Karim Edde spoke with many restorers. After visiting the RM Restoration facilities in Canada, he was convinced they were the right people for the job. “I sent them the XNR in 2008, they started working on it in March 2009, and finished it in March 2011, in time to be displayed at the Amelia Island Concours d’Elegance.”

Mario Van Raay, general manager of RM Restoration says, “When we received the XNR in 2008, the body shell was intact and, considering its history, in surprisingly good condition. Many original parts accompanied the XNR, but our greatest challenge was the re-creation of the missing components. Considering that this was a concept car, there was incredible attention to detail, right down to the fine leather interior, beautiful instrument cluster, and custom built hubcaps. Each hubcap was comprised of 35 individual metal pieces. We had to completely scratch-build those hubcaps. Because of the extensive information and many high quality photos available, we could not take any liberties when re-manufacturing all these components. They had to be exact.”

The power plant, a fittingly asymmetrical design, is a 170 CID, slant six engine equipped with the famous Hyperpak tuned ram intake, four-barrel carburetion, ported cylinder head, special cam, pistons, and twin-tuned exhausts. The same design built for the newly formed 1960 Daytona NASCAR compact class race program. This slant six went on to dominate the top seven places, subsequently cancelling the class due to lack of competition!

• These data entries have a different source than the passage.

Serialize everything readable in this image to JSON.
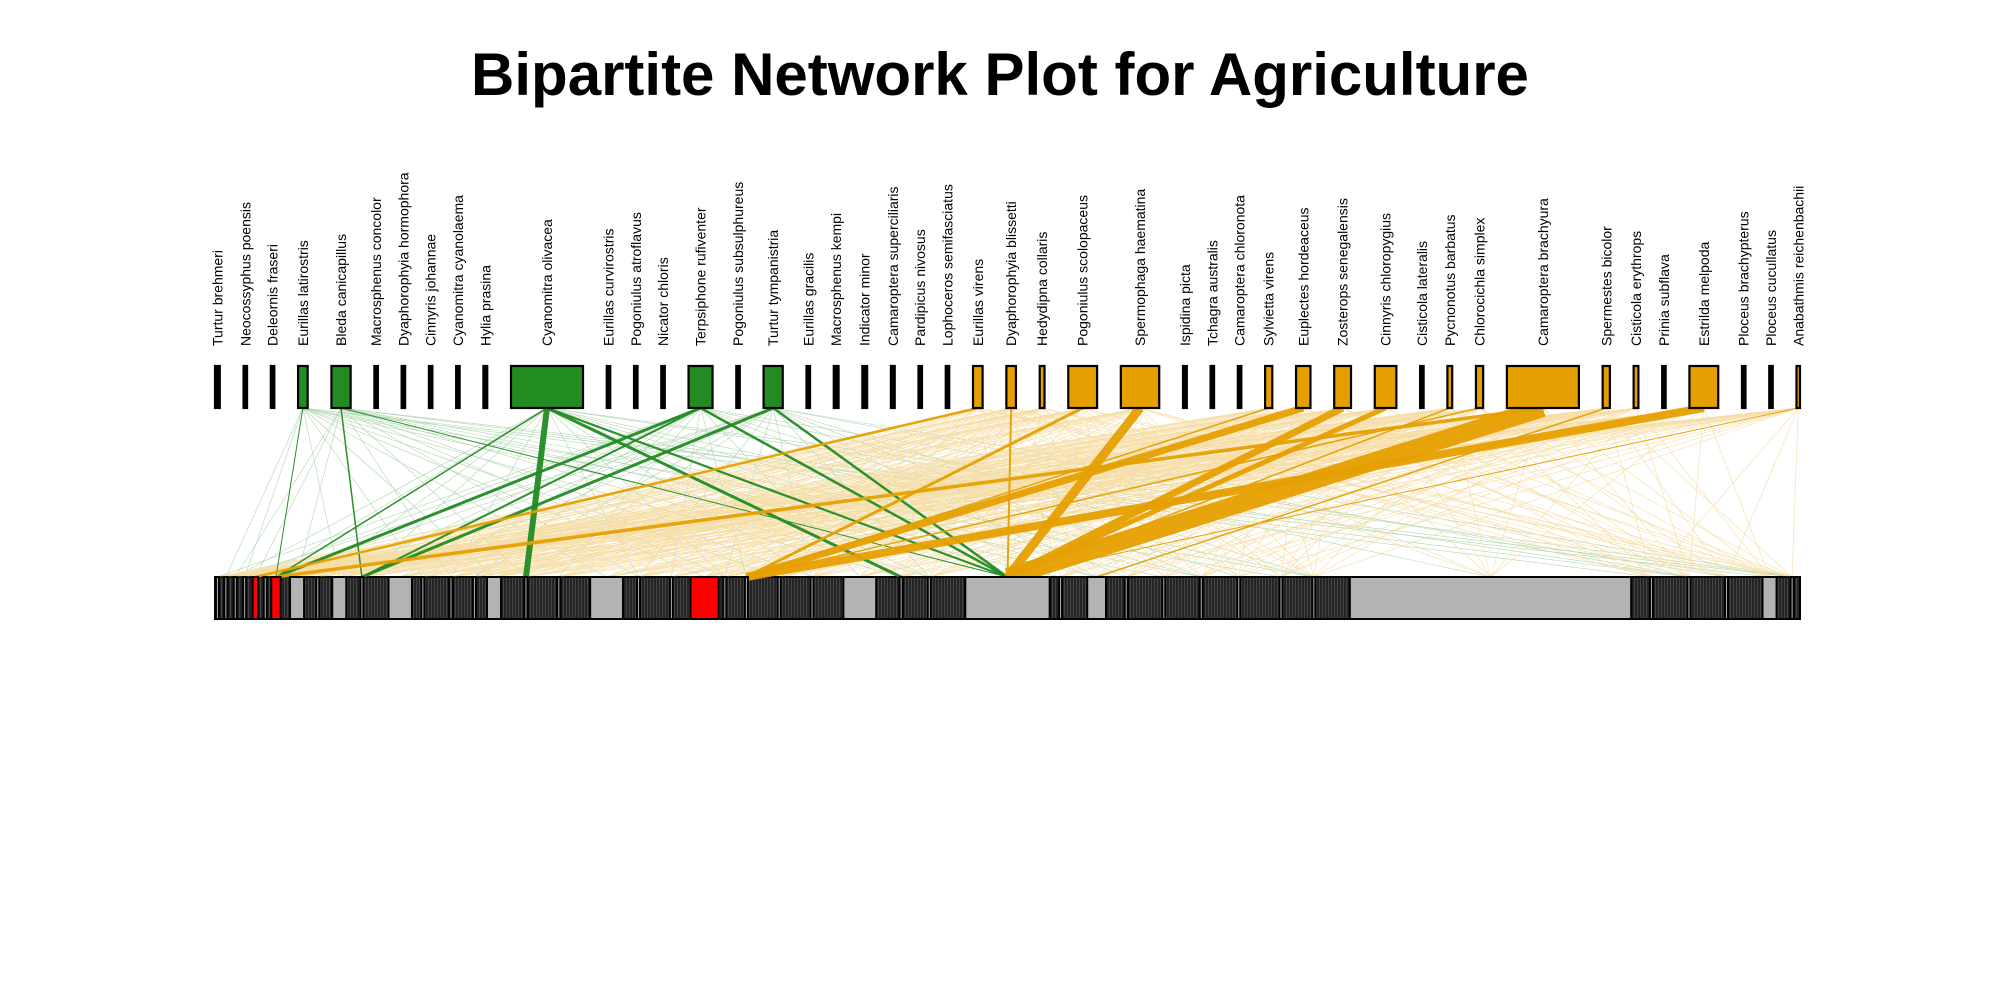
{
  "chart_data": {
    "type": "bipartite-network",
    "title": "Bipartite Network Plot for Agriculture",
    "colors": {
      "forest": "#228b22",
      "agriculture": "#e69f00",
      "other": "#000000",
      "lower": "#b3b3b3",
      "lower_highlight": "#ff0000",
      "border": "#000000"
    },
    "upper_species": [
      {
        "name": "Turtur brehmeri",
        "weight": 1,
        "group": "other"
      },
      {
        "name": "Neocossyphus poensis",
        "weight": 0.3,
        "group": "other"
      },
      {
        "name": "Deleornis fraseri",
        "weight": 0.3,
        "group": "other"
      },
      {
        "name": "Eurillas latirostris",
        "weight": 2,
        "group": "forest"
      },
      {
        "name": "Bleda canicapillus",
        "weight": 4,
        "group": "forest"
      },
      {
        "name": "Macrosphenus concolor",
        "weight": 0.3,
        "group": "other"
      },
      {
        "name": "Dyaphorophyia hormophora",
        "weight": 0.3,
        "group": "other"
      },
      {
        "name": "Cinnyris johannae",
        "weight": 0.3,
        "group": "other"
      },
      {
        "name": "Cyanomitra cyanolaema",
        "weight": 0.3,
        "group": "other"
      },
      {
        "name": "Hylia prasina",
        "weight": 0.8,
        "group": "other"
      },
      {
        "name": "Cyanomitra olivacea",
        "weight": 15,
        "group": "forest"
      },
      {
        "name": "Eurillas curvirostris",
        "weight": 0.6,
        "group": "other"
      },
      {
        "name": "Pogoniulus atroflavus",
        "weight": 0.3,
        "group": "other"
      },
      {
        "name": "Nicator chloris",
        "weight": 0.3,
        "group": "other"
      },
      {
        "name": "Terpsiphone rufiventer",
        "weight": 5,
        "group": "forest"
      },
      {
        "name": "Pogoniulus subsulphureus",
        "weight": 0.3,
        "group": "other"
      },
      {
        "name": "Turtur tympanistria",
        "weight": 4,
        "group": "forest"
      },
      {
        "name": "Eurillas gracilis",
        "weight": 0.3,
        "group": "other"
      },
      {
        "name": "Macrosphenus kempi",
        "weight": 1,
        "group": "other"
      },
      {
        "name": "Indicator minor",
        "weight": 1,
        "group": "other"
      },
      {
        "name": "Camaroptera superciliaris",
        "weight": 0.8,
        "group": "other"
      },
      {
        "name": "Pardipicus nivosus",
        "weight": 0.3,
        "group": "other"
      },
      {
        "name": "Lophoceros semifasciatus",
        "weight": 0.3,
        "group": "other"
      },
      {
        "name": "Eurillas virens",
        "weight": 2,
        "group": "agriculture"
      },
      {
        "name": "Dyaphorophyia blissetti",
        "weight": 2,
        "group": "agriculture"
      },
      {
        "name": "Hedydipna collaris",
        "weight": 1,
        "group": "agriculture"
      },
      {
        "name": "Pogoniulus scolopaceus",
        "weight": 6,
        "group": "agriculture"
      },
      {
        "name": "Spermophaga haematina",
        "weight": 8,
        "group": "agriculture"
      },
      {
        "name": "Ispidina picta",
        "weight": 0.8,
        "group": "other"
      },
      {
        "name": "Tchagra australis",
        "weight": 0.6,
        "group": "other"
      },
      {
        "name": "Camaroptera chloronota",
        "weight": 0.6,
        "group": "other"
      },
      {
        "name": "Sylvietta virens",
        "weight": 1.5,
        "group": "agriculture"
      },
      {
        "name": "Euplectes hordeaceus",
        "weight": 3,
        "group": "agriculture"
      },
      {
        "name": "Zosterops senegalensis",
        "weight": 3.5,
        "group": "agriculture"
      },
      {
        "name": "Cinnyris chloropygius",
        "weight": 4.5,
        "group": "agriculture"
      },
      {
        "name": "Cisticola lateralis",
        "weight": 0.3,
        "group": "other"
      },
      {
        "name": "Pycnonotus barbatus",
        "weight": 1,
        "group": "agriculture"
      },
      {
        "name": "Chlorocichla simplex",
        "weight": 1.5,
        "group": "agriculture"
      },
      {
        "name": "Camaroptera brachyura",
        "weight": 15,
        "group": "agriculture"
      },
      {
        "name": "Spermestes bicolor",
        "weight": 1.5,
        "group": "agriculture"
      },
      {
        "name": "Cisticola erythrops",
        "weight": 1,
        "group": "agriculture"
      },
      {
        "name": "Prinia subflava",
        "weight": 0.3,
        "group": "other"
      },
      {
        "name": "Estrilda melpoda",
        "weight": 6,
        "group": "agriculture"
      },
      {
        "name": "Ploceus brachypterus",
        "weight": 0.3,
        "group": "other"
      },
      {
        "name": "Ploceus cucullatus",
        "weight": 0.3,
        "group": "other"
      },
      {
        "name": "Anabathmis reichenbachii",
        "weight": 0.5,
        "group": "agriculture"
      }
    ],
    "major_links": [
      {
        "from": "Cyanomitra olivacea",
        "to": 16,
        "weight": 6,
        "group": "forest"
      },
      {
        "from": "Cyanomitra olivacea",
        "to": 27,
        "weight": 3,
        "group": "forest"
      },
      {
        "from": "Cyanomitra olivacea",
        "to": 29,
        "weight": 2.2,
        "group": "forest"
      },
      {
        "from": "Cyanomitra olivacea",
        "to": 6,
        "weight": 1.5,
        "group": "forest"
      },
      {
        "from": "Terpsiphone rufiventer",
        "to": 6,
        "weight": 3,
        "group": "forest"
      },
      {
        "from": "Terpsiphone rufiventer",
        "to": 29,
        "weight": 2.5,
        "group": "forest"
      },
      {
        "from": "Terpsiphone rufiventer",
        "to": 10,
        "weight": 2,
        "group": "forest"
      },
      {
        "from": "Turtur tympanistria",
        "to": 10,
        "weight": 3,
        "group": "forest"
      },
      {
        "from": "Turtur tympanistria",
        "to": 29,
        "weight": 2.5,
        "group": "forest"
      },
      {
        "from": "Bleda canicapillus",
        "to": 10,
        "weight": 1.5,
        "group": "forest"
      },
      {
        "from": "Bleda canicapillus",
        "to": 29,
        "weight": 1,
        "group": "forest"
      },
      {
        "from": "Eurillas latirostris",
        "to": 6,
        "weight": 1,
        "group": "forest"
      },
      {
        "from": "Camaroptera brachyura",
        "to": 29,
        "weight": 18,
        "group": "agriculture"
      },
      {
        "from": "Spermophaga haematina",
        "to": 29,
        "weight": 9,
        "group": "agriculture"
      },
      {
        "from": "Estrilda melpoda",
        "to": 23,
        "weight": 8,
        "group": "agriculture"
      },
      {
        "from": "Zosterops senegalensis",
        "to": 29,
        "weight": 7,
        "group": "agriculture"
      },
      {
        "from": "Euplectes hordeaceus",
        "to": 23,
        "weight": 7,
        "group": "agriculture"
      },
      {
        "from": "Cinnyris chloropygius",
        "to": 29,
        "weight": 5,
        "group": "agriculture"
      },
      {
        "from": "Pogoniulus scolopaceus",
        "to": 23,
        "weight": 3,
        "group": "agriculture"
      },
      {
        "from": "Eurillas virens",
        "to": 4,
        "weight": 2.5,
        "group": "agriculture"
      },
      {
        "from": "Dyaphorophyia blissetti",
        "to": 29,
        "weight": 2,
        "group": "agriculture"
      },
      {
        "from": "Camaroptera brachyura",
        "to": 6,
        "weight": 3.5,
        "group": "agriculture"
      },
      {
        "from": "Sylvietta virens",
        "to": 23,
        "weight": 1.5,
        "group": "agriculture"
      },
      {
        "from": "Pycnonotus barbatus",
        "to": 29,
        "weight": 1.5,
        "group": "agriculture"
      },
      {
        "from": "Chlorocichla simplex",
        "to": 23,
        "weight": 1.5,
        "group": "agriculture"
      },
      {
        "from": "Spermestes bicolor",
        "to": 31,
        "weight": 1.5,
        "group": "agriculture"
      },
      {
        "from": "Anabathmis reichenbachii",
        "to": 29,
        "weight": 1,
        "group": "agriculture"
      }
    ],
    "lower_nodes": [
      {
        "x": 0.1,
        "w": 0.1
      },
      {
        "x": 1,
        "w": 0.1
      },
      {
        "x": 2,
        "w": 0.1
      },
      {
        "x": 3,
        "w": 0.1
      },
      {
        "x": 4,
        "w": 0.6,
        "highlight": true
      },
      {
        "x": 5.2,
        "w": 0.1
      },
      {
        "x": 6,
        "w": 1,
        "highlight": true
      },
      {
        "x": 8,
        "w": 1.5
      },
      {
        "x": 10.8,
        "w": 0.1
      },
      {
        "x": 12.5,
        "w": 1.5
      },
      {
        "x": 15.5,
        "w": 0.1
      },
      {
        "x": 18.5,
        "w": 2.5
      },
      {
        "x": 22,
        "w": 0.1
      },
      {
        "x": 25,
        "w": 0.1
      },
      {
        "x": 27.5,
        "w": 0.1
      },
      {
        "x": 29,
        "w": 1.5
      },
      {
        "x": 33,
        "w": 0.1
      },
      {
        "x": 36.5,
        "w": 0.1
      },
      {
        "x": 40,
        "w": 3.5
      },
      {
        "x": 45,
        "w": 0.1
      },
      {
        "x": 48.5,
        "w": 0.1
      },
      {
        "x": 50.7,
        "w": 3,
        "highlight": true
      },
      {
        "x": 54.2,
        "w": 0.1
      },
      {
        "x": 56.5,
        "w": 0.1
      },
      {
        "x": 60,
        "w": 0.1
      },
      {
        "x": 63.5,
        "w": 0.1
      },
      {
        "x": 67,
        "w": 3.5
      },
      {
        "x": 73,
        "w": 0.1
      },
      {
        "x": 76,
        "w": 0.1
      },
      {
        "x": 80,
        "w": 9
      },
      {
        "x": 90,
        "w": 0.1
      },
      {
        "x": 93,
        "w": 2
      },
      {
        "x": 97,
        "w": 0.1
      },
      {
        "x": 101,
        "w": 0.1
      },
      {
        "x": 105,
        "w": 0.1
      },
      {
        "x": 109,
        "w": 0.1
      },
      {
        "x": 113.5,
        "w": 0.1
      },
      {
        "x": 117,
        "w": 0.1
      },
      {
        "x": 121,
        "w": 30
      },
      {
        "x": 153,
        "w": 0.1
      },
      {
        "x": 157,
        "w": 0.1
      },
      {
        "x": 161,
        "w": 0.1
      },
      {
        "x": 165,
        "w": 1.5
      },
      {
        "x": 168,
        "w": 0.1
      }
    ]
  }
}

Van Raay and Karim Edde credit Virgil Exner Jr., who graciously provided them his father’s archive of the car. At the 2011 Pebble Beach Concours d’Elegance, Kazunori Yamauchi awarded the sleek XNR the coveted Gran Turismo Trophy. The XNR’s shape will be digitized and integrated in Sony Playstation’s Gran Turismo GT6. Later, Tonight Show host Jay Leno featured the XNR on Jay Leno’s Garage.